İsmet İnönü’nün, CHP Genel Başkanlığından istifası, dış basında da geniş yankılar uyandırmıştı. Fransız Televizyonu İnönü’yü Türk politikasının gözde simalarından biri olarak niteliyor, Europ 1 Radyosu istifa kararını “bir saltanatın sonu” diye nitelerken, Le Mond Gazetesi onun için “Elli yıldan beri Türk siyaset sahnesinde başta gelen şahsiyet” diyordu. Amerikan AP Ajansı haberlerinde, “Türk siyaset hayatının dev siması İnönü, demokratik sosyalist bir grubun kendisine başarıyla meydan okumasından sonra, CHP genel başkanlığından çekilmiştir.

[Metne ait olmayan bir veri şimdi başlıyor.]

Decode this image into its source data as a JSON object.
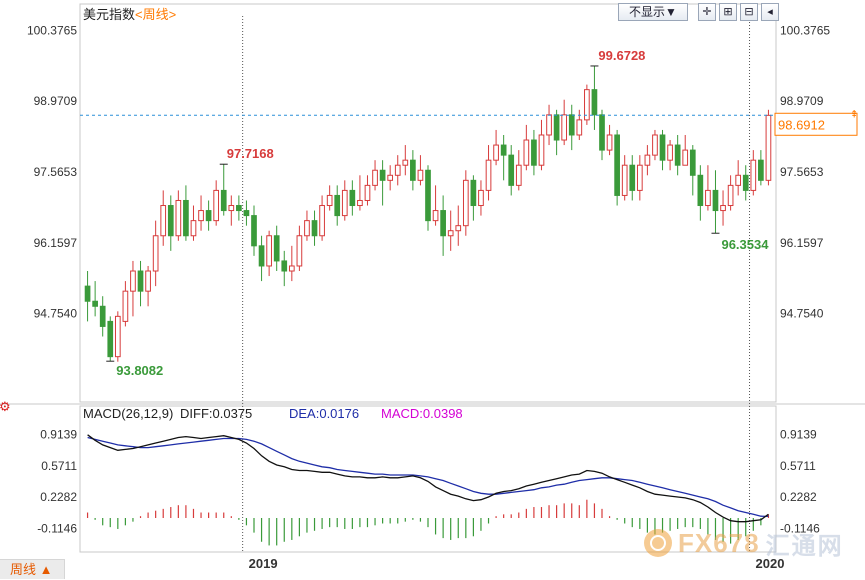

Atatürk’ün sağ kolu olan İnönü, onun ölümünden sonra 12 yıl Cumhurbaşkanlığında bulunmuştu. İnönü’ye karşı ayaklanma 48 yaşında eski bir gazeteci olan Bülent Ecevit tarafından yönetilmiştir.” Haber kurultay sonuçlarını vererek bitmektedir.

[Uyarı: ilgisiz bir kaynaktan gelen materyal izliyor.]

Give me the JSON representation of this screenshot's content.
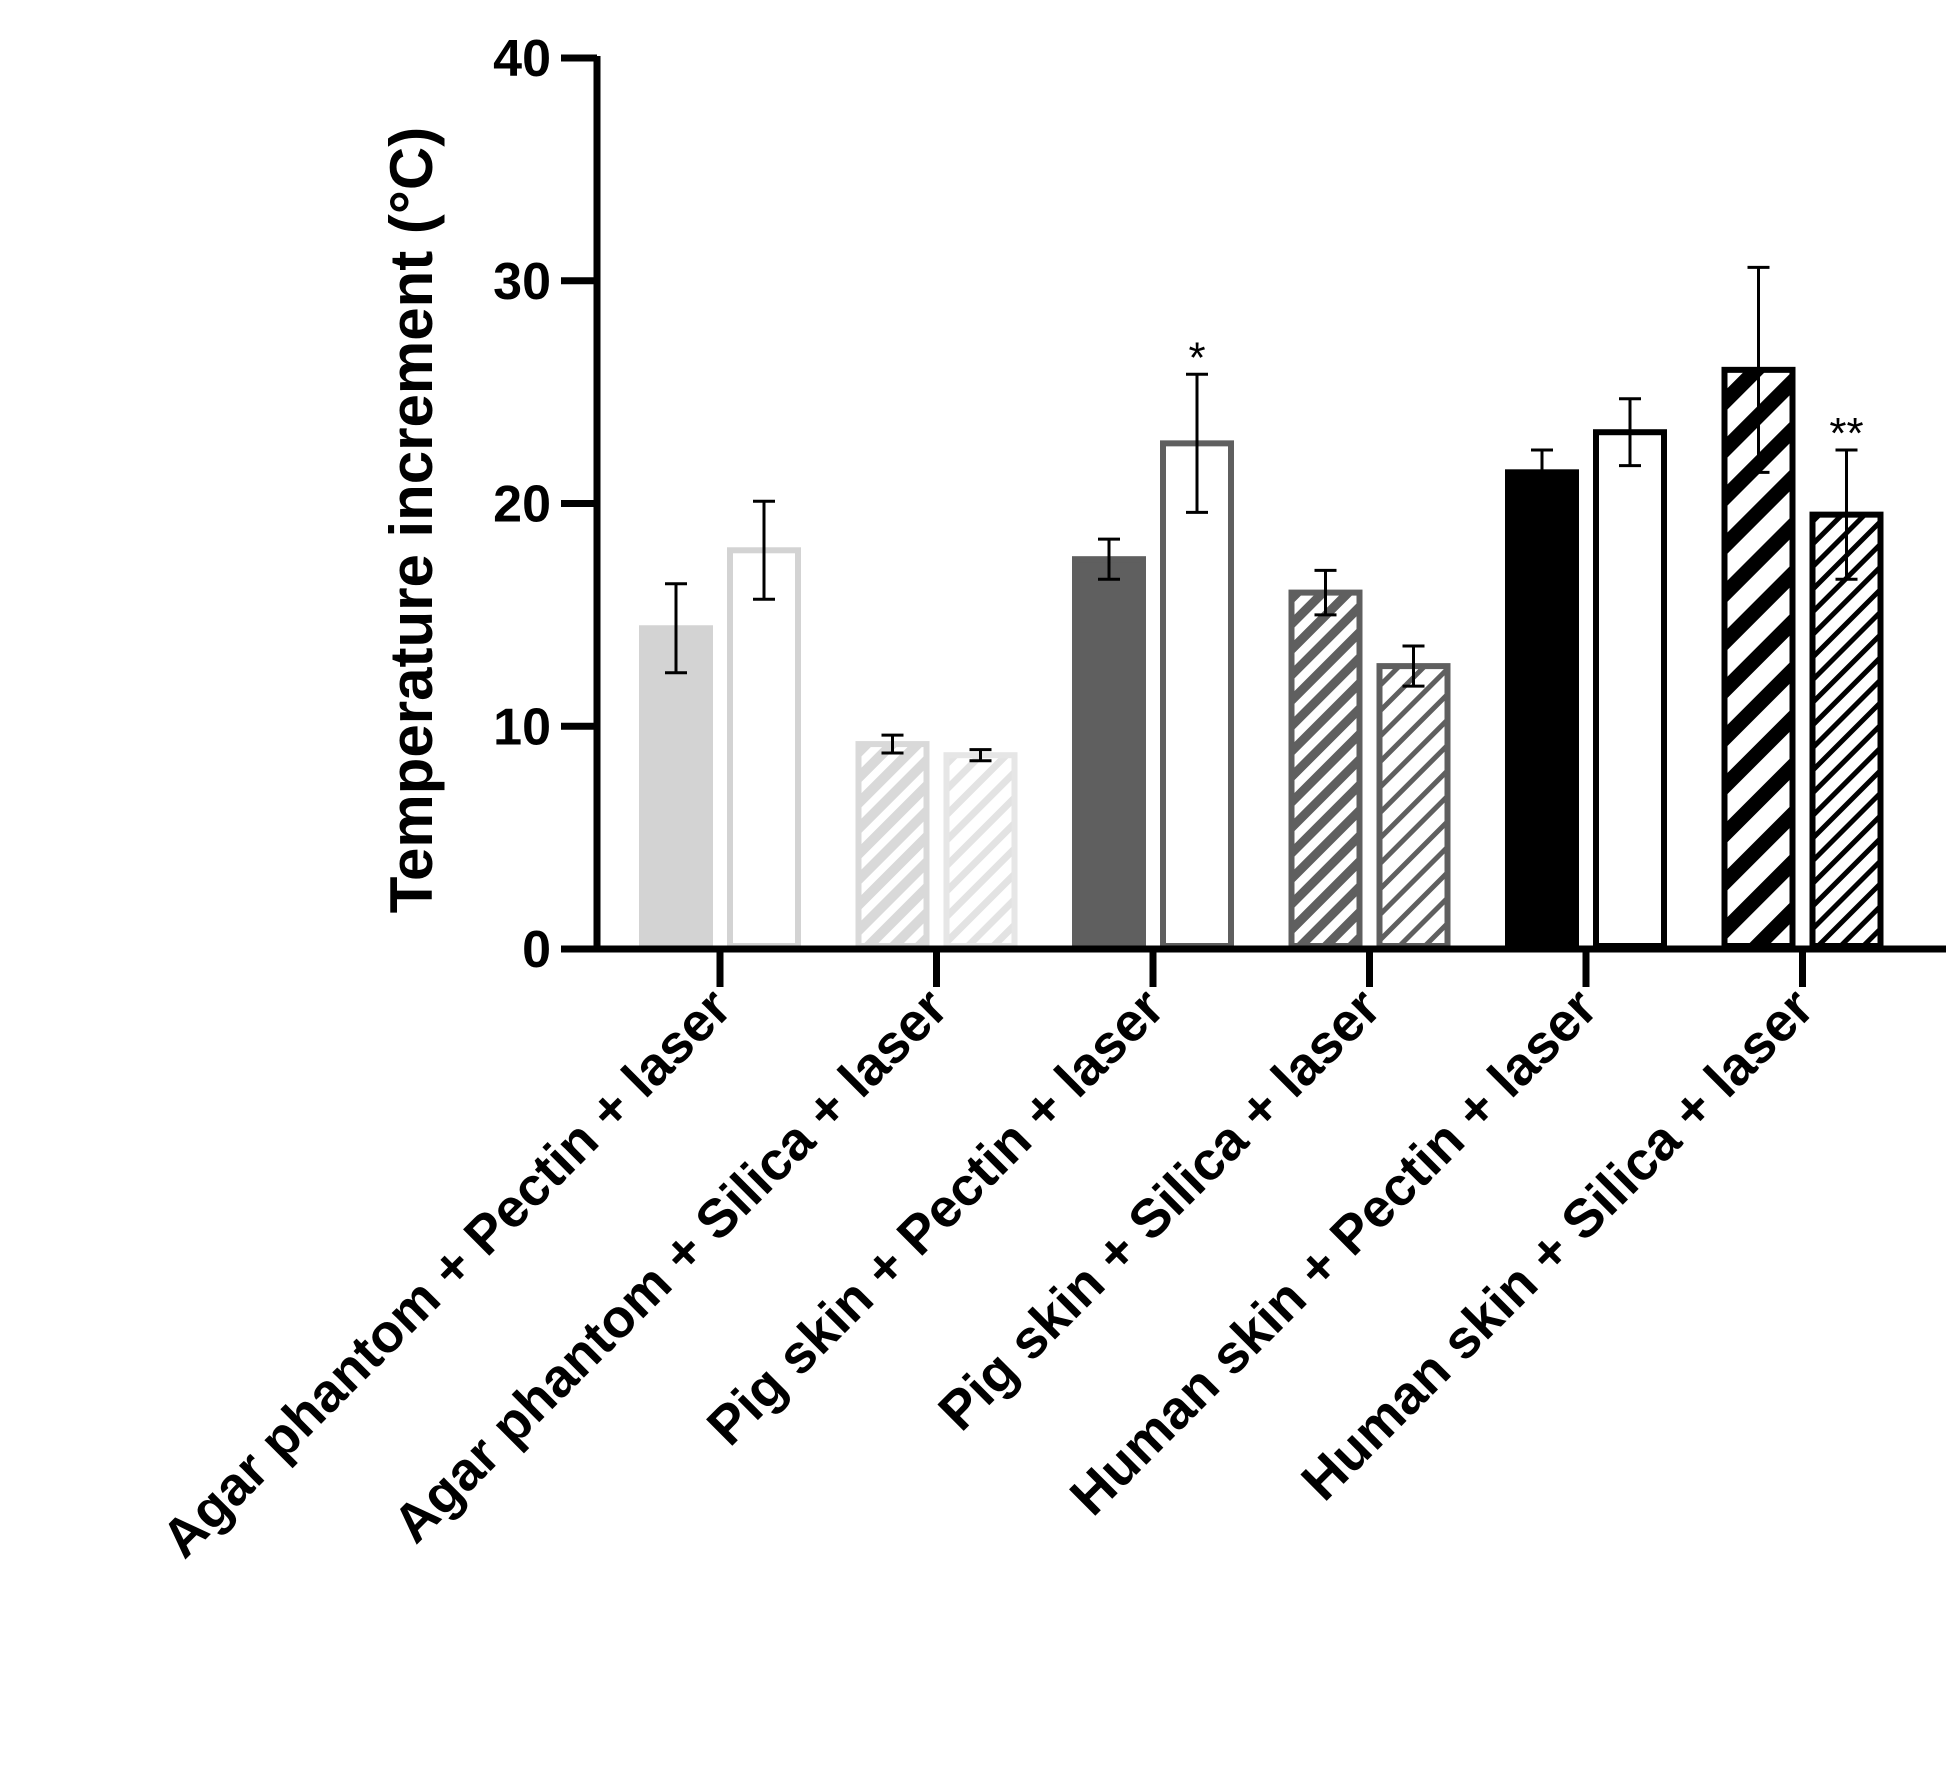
{
  "chart_data": {
    "type": "bar",
    "title": "",
    "xlabel": "",
    "ylabel": "Temperature increment (°C)",
    "ylim": [
      0,
      40
    ],
    "yticks": [
      0,
      10,
      20,
      30,
      40
    ],
    "grid": false,
    "categories": [
      "Agar phantom + Pectin + laser",
      "Agar phantom + Silica + laser",
      "Pig skin + Pectin + laser",
      "Pig skin + Silica + laser",
      "Human skin + Pectin + laser",
      "Human skin + Silica + laser"
    ],
    "bars": [
      {
        "category": 0,
        "series": "first",
        "value": 14.4,
        "error": 2.0,
        "fill": "#d3d3d3",
        "stroke": "#d3d3d3",
        "pattern": "solid",
        "annotation": ""
      },
      {
        "category": 0,
        "series": "second",
        "value": 17.9,
        "error": 2.2,
        "fill": "#ffffff",
        "stroke": "#d3d3d3",
        "pattern": "solid",
        "annotation": ""
      },
      {
        "category": 1,
        "series": "first",
        "value": 9.2,
        "error": 0.4,
        "fill": "#d9d9d9",
        "stroke": "#d9d9d9",
        "pattern": "hatch",
        "annotation": ""
      },
      {
        "category": 1,
        "series": "second",
        "value": 8.7,
        "error": 0.25,
        "fill": "#e6e6e6",
        "stroke": "#e6e6e6",
        "pattern": "hatch-light",
        "annotation": ""
      },
      {
        "category": 2,
        "series": "first",
        "value": 17.5,
        "error": 0.9,
        "fill": "#5f5f5f",
        "stroke": "#5f5f5f",
        "pattern": "solid",
        "annotation": ""
      },
      {
        "category": 2,
        "series": "second",
        "value": 22.7,
        "error": 3.1,
        "fill": "#ffffff",
        "stroke": "#5f5f5f",
        "pattern": "solid",
        "annotation": "*"
      },
      {
        "category": 3,
        "series": "first",
        "value": 16.0,
        "error": 1.0,
        "fill": "#5f5f5f",
        "stroke": "#5f5f5f",
        "pattern": "hatch",
        "annotation": ""
      },
      {
        "category": 3,
        "series": "second",
        "value": 12.7,
        "error": 0.9,
        "fill": "#5f5f5f",
        "stroke": "#5f5f5f",
        "pattern": "hatch-light",
        "annotation": ""
      },
      {
        "category": 4,
        "series": "first",
        "value": 21.4,
        "error": 1.0,
        "fill": "#000000",
        "stroke": "#000000",
        "pattern": "solid",
        "annotation": ""
      },
      {
        "category": 4,
        "series": "second",
        "value": 23.2,
        "error": 1.5,
        "fill": "#ffffff",
        "stroke": "#000000",
        "pattern": "solid",
        "annotation": ""
      },
      {
        "category": 5,
        "series": "first",
        "value": 26.0,
        "error": 4.6,
        "fill": "#000000",
        "stroke": "#000000",
        "pattern": "hatch-bold",
        "annotation": ""
      },
      {
        "category": 5,
        "series": "second",
        "value": 19.5,
        "error": 2.9,
        "fill": "#000000",
        "stroke": "#000000",
        "pattern": "hatch",
        "annotation": "**"
      }
    ]
  }
}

12 Mart Ecevit’e değil, İsmet Paşa’nın başına çorap örmüştü. Muhtıranın karşısında yıpranan tek insan İsmet Paşa’ydı. O bir yandan “askerlerin daha ileri gitmelerini önleyeyim” bir yandan, “Adalet Partisinin hatalı bir duruma girmesine engel olayım. Aman savcılar hakkaniyetli davransınlar”, “memleket bir an önce selamete kavuşsun” derken, bir yandan da partisinin içinde kaynayan kazanlarla uğraşmış, yorulmuş, yıpranmış ve yenilgiye uğramış gibi gösterilmişti. Ateşteki kestaneleri, genel başkana çıkarttıranlarsa hiç yıpranmadan, yeni rüzgarlarla beslenerek ve suyun başını tutarak kurultay kazanmışlardı. Kurultaylar kazanılabilir, genel başkanlar değişir ama politikanın ve demokrasinin kuralları hep yaşardı. O “benim en büyük zaferim, en büyük yenilgimdir”diyebilen tek adamdı. Türkiye’de l950 senesinden sonra olduğu gibi 5. olağanüstü kurultaydan sonra da zaman içinde anlaşılacaktı. Aslında O, bana göre batılı bir müessese olan partilerin, parti içi kurallarını savunan insandı. Çetin cevizin demokratik sistem içindeki kaderi böyle yazılmıştı bir kere. Bu onun için değişmez bir kader olmuştu. Demokrasiyi ülkeye getirmiş , yerinden edilmiş, seçimle iktidar görmemişti. Parti içi demokratik kuralları savunurkende Kurultayın seçtikleri ile anlaşmasının mümkün olmadığını anlamış, Genel Başkanlığı bırakmıştı. Ama O güçlüydü. Ama O'ndan herkes korkuyordu. Ama o, tarihten gelmeydi. Atatürk'le birlikte kurdukları devletin yaşayan bir parçasıydı. Ülkeye, partiye çok faydalıydı. Hergün bu niteliklerine 88 yaşındaki o bükülmez çetin ceviz kişiliğini ekliyordu. Hiç şaşmadan, eğilmeden bükülmeden. Öyle görünüyordu işte.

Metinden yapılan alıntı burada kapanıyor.